# M3 CSL beats the 8 min barrier on the 'Ring



## Alex Baumann (Dec 19, 2001)

*M3 CSL breaks the 8 min barrier on the 'Ring*

The latest issue of Sport Auto, Germany took the M3 CSL for a Supertest on the Nurbugring.

Ring lap time was 7:50 min :yikes:


----------



## JPinTO (Dec 20, 2001)

Big deal... a Touareg V10 can do it in that time!


----------



## bmw540i (Mar 30, 2003)

JPinTO said:


> Big deal... a Touareg V10 can do it in that time!


Big difference between a I6 and V10.


----------



## Alex Baumann (Dec 19, 2001)

How about comparing a V10 with another V10 ?  

Wait until the official Ring figures for the E60 M5 are published  

Over 500 hp will send that Touareg where it actually belongs to :thumbup:


----------



## JPinTO (Dec 20, 2001)

You guys are gullible! :rofl: 

No Touareg's going to do that in 8 seconds--- V10 or V12. It weights over 5500 lbs.


----------



## Alex Baumann (Dec 19, 2001)

JPinTO said:


> You guys are gullible! :rofl:
> 
> No Touareg's going to do that in 8 seconds--- V10 or V12. It weights over 5500 lbs.
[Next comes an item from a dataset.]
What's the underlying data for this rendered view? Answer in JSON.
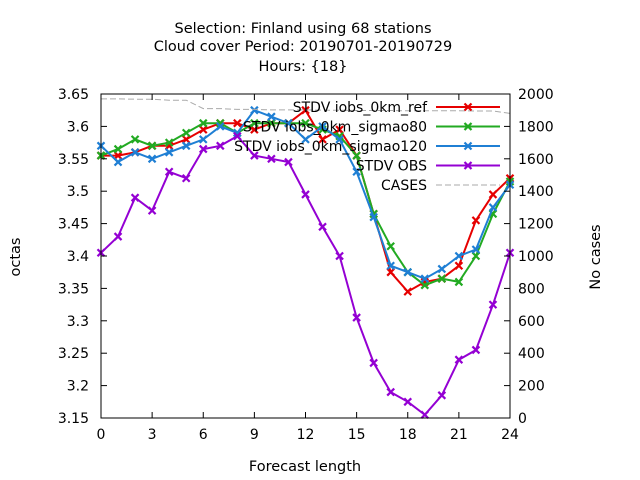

Hmm, X5 Lemans did it in 7:49  :rofl:


----------



## JPinTO (Dec 20, 2001)

Alex Baumann said:


> Hmm, X5 Lemans did it in 7:49  :rofl:


Yah... that's an X5 not a Touareg. With a V12 and half a ton less weight.


----------



## SteveT (Dec 22, 2001)

JPinTO said:


> Yah... that's an X5 not a Touareg. With a V12 and half a ton less weight.
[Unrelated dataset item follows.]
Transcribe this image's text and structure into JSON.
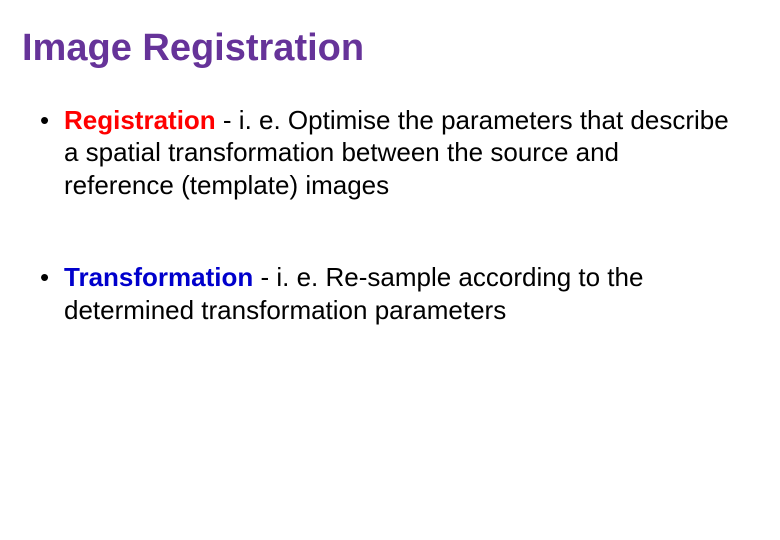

That X5 was an amazing car and Hans Stuck was driving.


----------



## SteveT (Dec 22, 2001)

Alex Baumann said:


> The latest issue of Sport Auto, Germany took the M3 CSL for a Supertest on the Nurbugring.
> 
> Ring lap time was 7:50 min :yikes:


That's very fast for sure. Take a look at the link listing times at the Ring over the years. A 7:50 is special.

Nurburgring Laptimes


----------



## nate (Dec 24, 2001)

Whoa! That's quick!

Care to post and translate the article for us


----------



## WILLIA///M (Apr 15, 2002)

Exact same time as posted by the Lamborghini Murciélago, that's pretty cool. :thumbup:


----------



## SARAFIL (Feb 19, 2003)

Topaz330xi said:


> Exact same time as posted by the Lamborghini Murciélago, that's pretty cool. :thumbup:


This post inspired me to find a CSL desktop pic...

These are the few I found on bmw.com:

When you pull up behind this at the stoplight, don't try and race it unless you are packing some serious power...









...that can compete with this:









Of course, the winner of my search was this one. The M3 always looks best when it is at work doing it's magic... :thumbup:


----------



## Alex Baumann (Dec 19, 2001)

Wow, Sarafil, those are very cool pictures, thanks for sharing.

Yeah, it's a freaking car.

They could save some more weight by using Tim's (our Admin) small battery trick.


----------



## nate (Dec 24, 2001)

That car is just so wonderful.

Sarafil, the best picture that I have seen of it was in Automobile Magazine. They had a shot of the CSL lifting a front inside wheel in a turn. Really cool.


----------



## SARAFIL (Feb 19, 2003)

nate328Ci said:


> That car is just so wonderful.
> 
> Sarafil, the best picture that I have seen of it was in Automobile Magazine. They had a shot of the CSL lifting a front inside wheel in a turn. Really cool.


 :jawdrop:

I need to find a way to get my hands on one of these. Or, if that doesn't work, I can buy that Estoril Blue M3 and convert it into a CSL... :str8pimpi


----------



## AB (Jan 11, 2002)

SARAFIL said:


> This post inspired me to find a CSL desktop pic...
> 
> These are the few I found on bmw.com:
> 
> ...


Damn that is a sweet looking car. Color and everything.


----------